Technique: one of the best basic exercises with weights. It has a similar counterpart to dumbbell. However, there a bench is used for stop, here we do without additional equipment.

Starting position: take the right leg back, as in lunges, and slightly bend the left leg at the knee. The left hand must be rested with force on the foot of the same name, while also bending it at the elbow. With our free hand, we pull the shell to the chest, while lifting it parallel to the body - strictly vertically. Do not take the elbow of the working arm to the side and watch the back, it should be straight and without deflection in the lower back. If possible, you can do this exercise from the bench. After performing the maximum number of repetitions on one hand, do not forget to do the same with the other.

French bench press kettlebell

Target muscles: triceps.

Technique: A great exercise for beginners. It pumps triceps well and develops coordination. You can perform both standing and lying on the bench. And if you put the bench in the opposite direction, as in the Roman chair, the effectiveness of the exercise will increase several times. Grasp the body of the kettlebell with both hands and slowly lower it behind the head. Try to keep the load with the extensor muscles, do not use the biceps and shoulders. Elbows are false to look strictly forward. Or up if the exercise is performed while lying down. And be sure to watch your breath.

Kettlebell jerk

weights

Target muscles: the whole body works.

Technique: this is the most effective exercise with weights at home, which at one time will give a load to all muscle groups. Try to start with a minimum weight, otherwise there is a risk of damage to the ligaments of the brush. Starting position: the weight is in a free hanging on one arm. In one sharp movement, you need to move the projectile on a straight arm above your head. The first time it may seem difficult, but as soon as you master the technique, difficulties will no longer arise.

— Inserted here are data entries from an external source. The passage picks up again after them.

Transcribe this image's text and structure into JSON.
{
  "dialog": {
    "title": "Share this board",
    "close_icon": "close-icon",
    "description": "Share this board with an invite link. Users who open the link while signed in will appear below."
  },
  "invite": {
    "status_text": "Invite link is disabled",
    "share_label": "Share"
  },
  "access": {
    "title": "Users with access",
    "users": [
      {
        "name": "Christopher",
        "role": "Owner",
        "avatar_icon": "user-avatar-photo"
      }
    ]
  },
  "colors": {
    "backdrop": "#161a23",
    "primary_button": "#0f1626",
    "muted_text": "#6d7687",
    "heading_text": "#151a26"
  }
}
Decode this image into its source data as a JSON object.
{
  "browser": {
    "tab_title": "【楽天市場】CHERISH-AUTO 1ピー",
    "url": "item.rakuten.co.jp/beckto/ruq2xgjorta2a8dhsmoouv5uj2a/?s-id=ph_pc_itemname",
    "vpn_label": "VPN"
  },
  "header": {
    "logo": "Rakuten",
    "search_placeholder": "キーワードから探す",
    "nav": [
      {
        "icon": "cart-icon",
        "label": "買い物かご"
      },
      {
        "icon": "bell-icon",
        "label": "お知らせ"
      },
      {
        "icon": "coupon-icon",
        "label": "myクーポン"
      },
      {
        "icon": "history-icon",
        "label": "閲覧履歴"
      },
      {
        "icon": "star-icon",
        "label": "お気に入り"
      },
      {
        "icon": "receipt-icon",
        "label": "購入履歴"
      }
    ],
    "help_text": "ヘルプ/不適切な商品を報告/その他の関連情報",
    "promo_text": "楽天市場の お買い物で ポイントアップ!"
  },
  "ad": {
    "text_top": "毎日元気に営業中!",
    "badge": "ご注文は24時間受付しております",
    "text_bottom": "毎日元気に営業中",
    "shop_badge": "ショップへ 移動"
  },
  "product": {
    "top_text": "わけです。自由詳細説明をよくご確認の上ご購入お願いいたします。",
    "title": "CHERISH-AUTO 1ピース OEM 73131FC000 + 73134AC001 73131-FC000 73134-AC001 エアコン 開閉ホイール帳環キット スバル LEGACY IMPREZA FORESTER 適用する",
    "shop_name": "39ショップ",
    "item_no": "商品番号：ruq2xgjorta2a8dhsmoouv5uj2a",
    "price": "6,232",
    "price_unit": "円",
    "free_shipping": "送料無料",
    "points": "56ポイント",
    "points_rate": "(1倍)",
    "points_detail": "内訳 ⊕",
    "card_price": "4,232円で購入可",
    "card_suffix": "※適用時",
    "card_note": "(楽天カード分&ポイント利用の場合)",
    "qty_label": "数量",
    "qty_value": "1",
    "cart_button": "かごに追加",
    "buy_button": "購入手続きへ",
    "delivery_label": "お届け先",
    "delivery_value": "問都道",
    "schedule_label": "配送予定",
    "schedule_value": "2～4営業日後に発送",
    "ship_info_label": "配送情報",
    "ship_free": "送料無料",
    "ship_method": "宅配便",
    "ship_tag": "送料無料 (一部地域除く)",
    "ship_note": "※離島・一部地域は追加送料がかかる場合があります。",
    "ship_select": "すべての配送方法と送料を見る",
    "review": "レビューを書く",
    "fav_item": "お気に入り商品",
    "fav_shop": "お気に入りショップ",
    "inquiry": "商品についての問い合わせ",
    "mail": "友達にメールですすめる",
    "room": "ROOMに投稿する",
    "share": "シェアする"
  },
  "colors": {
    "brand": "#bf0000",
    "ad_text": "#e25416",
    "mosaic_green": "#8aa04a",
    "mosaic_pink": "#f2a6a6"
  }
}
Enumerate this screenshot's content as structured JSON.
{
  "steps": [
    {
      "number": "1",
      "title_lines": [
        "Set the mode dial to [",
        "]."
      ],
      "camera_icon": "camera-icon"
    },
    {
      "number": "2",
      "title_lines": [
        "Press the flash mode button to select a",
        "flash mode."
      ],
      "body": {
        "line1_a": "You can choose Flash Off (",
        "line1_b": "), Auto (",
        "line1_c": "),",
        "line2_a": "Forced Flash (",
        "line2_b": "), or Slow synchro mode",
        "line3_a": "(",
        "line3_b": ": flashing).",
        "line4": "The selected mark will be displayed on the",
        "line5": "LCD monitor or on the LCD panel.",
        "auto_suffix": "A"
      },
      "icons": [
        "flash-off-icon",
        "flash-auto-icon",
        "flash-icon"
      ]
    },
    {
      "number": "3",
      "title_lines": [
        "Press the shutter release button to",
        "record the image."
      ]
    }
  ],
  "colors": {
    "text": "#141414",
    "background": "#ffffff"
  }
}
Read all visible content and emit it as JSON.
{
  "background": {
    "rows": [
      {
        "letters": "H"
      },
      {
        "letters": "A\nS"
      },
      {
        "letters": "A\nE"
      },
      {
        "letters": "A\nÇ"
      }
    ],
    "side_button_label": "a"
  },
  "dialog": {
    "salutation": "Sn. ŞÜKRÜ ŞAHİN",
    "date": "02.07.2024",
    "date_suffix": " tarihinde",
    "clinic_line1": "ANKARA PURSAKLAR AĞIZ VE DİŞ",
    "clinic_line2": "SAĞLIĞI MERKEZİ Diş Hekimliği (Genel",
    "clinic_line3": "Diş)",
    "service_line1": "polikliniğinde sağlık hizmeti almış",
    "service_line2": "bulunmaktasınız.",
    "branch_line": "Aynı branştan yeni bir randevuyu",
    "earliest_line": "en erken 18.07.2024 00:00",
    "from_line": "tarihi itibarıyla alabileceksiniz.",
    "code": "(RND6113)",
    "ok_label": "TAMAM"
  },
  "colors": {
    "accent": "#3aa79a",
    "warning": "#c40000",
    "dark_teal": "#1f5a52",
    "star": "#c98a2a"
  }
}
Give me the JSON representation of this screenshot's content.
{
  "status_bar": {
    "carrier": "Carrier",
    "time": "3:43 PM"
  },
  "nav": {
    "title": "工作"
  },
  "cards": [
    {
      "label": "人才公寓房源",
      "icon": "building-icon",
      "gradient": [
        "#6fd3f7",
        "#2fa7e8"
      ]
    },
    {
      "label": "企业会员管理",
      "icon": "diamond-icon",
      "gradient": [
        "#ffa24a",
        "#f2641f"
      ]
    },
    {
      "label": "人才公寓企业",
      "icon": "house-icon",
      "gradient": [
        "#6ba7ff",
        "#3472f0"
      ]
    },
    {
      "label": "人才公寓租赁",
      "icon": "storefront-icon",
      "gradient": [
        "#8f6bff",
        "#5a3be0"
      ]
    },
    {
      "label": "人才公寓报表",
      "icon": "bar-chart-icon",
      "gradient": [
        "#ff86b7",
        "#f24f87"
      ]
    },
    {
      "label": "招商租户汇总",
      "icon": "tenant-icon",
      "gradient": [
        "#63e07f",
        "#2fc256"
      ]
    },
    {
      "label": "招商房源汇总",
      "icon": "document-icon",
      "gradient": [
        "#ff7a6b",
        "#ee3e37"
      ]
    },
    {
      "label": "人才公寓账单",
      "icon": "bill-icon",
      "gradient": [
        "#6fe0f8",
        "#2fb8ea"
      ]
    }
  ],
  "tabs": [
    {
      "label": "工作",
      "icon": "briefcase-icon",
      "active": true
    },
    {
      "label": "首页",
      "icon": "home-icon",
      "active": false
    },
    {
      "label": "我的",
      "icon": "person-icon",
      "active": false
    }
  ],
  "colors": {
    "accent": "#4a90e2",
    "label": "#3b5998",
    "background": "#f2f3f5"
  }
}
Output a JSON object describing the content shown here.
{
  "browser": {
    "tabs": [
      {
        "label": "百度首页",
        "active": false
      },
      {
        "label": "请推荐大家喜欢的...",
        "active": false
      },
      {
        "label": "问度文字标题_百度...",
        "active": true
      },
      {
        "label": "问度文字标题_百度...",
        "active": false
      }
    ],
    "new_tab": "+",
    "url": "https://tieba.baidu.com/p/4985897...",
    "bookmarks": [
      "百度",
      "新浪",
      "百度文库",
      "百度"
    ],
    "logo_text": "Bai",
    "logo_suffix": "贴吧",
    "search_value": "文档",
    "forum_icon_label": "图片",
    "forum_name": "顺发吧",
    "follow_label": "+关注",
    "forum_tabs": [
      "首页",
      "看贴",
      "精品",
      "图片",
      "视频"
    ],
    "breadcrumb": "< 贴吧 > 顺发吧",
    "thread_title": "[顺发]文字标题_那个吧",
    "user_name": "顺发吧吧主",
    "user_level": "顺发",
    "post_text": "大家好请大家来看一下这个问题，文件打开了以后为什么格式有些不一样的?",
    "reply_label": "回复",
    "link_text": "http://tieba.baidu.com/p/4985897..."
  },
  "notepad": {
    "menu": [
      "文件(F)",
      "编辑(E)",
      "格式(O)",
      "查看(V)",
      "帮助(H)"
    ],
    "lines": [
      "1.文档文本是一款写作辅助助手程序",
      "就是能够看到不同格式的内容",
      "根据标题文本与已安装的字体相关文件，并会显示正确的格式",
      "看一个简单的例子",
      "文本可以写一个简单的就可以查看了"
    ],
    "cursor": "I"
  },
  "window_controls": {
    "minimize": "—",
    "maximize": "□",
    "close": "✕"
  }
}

Such an energy-intensive training will greatly increase endurance and will contribute to overall strength progress. The main thing is to observe all technical features:

  • Do not interrupt your breathing and monitor your heart rate. Extreme aerobic workouts, together with strength training, are very stressful for the heart.
  • Do not round your back or curl. All you can allow is a slight deflection of the lower back, no more.
  • In the lifting phase of the kettlebell, make a slight turn with the brush. This movement is very similar to pronation and supination, as in exercises for biceps and triceps.

Push-ups

push ups

Target muscles: arms, chest and deltas.

Technique: a good exercise with weights for all muscle groups of the upper body. Especially useful for those for whom ordinary push-ups are no longer enough. In this type of training, we use weights as support for the hands. Due to their height, we significantly increase the amplitude of movement of the body, which means we get the maximum stretching of the pectoral muscles. Exercise can be significantly modified by slightly changing the distance between the shells. With a narrow setting, the arms and shoulders will be more actively involved in the work, and with a wide setting of the hands, deltas and latitudinal ones will work.

Kettlebell lifting

Target muscles: calves.

Technique: this is perhaps the best exercise with a kettlebell to pump your lower legs. Take a maximum weight in each hand and start to rise on your toes and lower back. To increase the trajectory of movement, you can use the footrest.

To summarize

When working with weights, it is better to choose the average speed and intensity of training, especially if you are new to this business. Try to pick up weight for 10-12 reps, otherwise the strength of the training will not be so effective. Be sure to rest between sets for at least 1-2 minutes. And between exercises, you can space up to 5 minutes. When building an individual program, alternate bench presses and traction exercises - this will avoid the state of overtraining and increase your performance.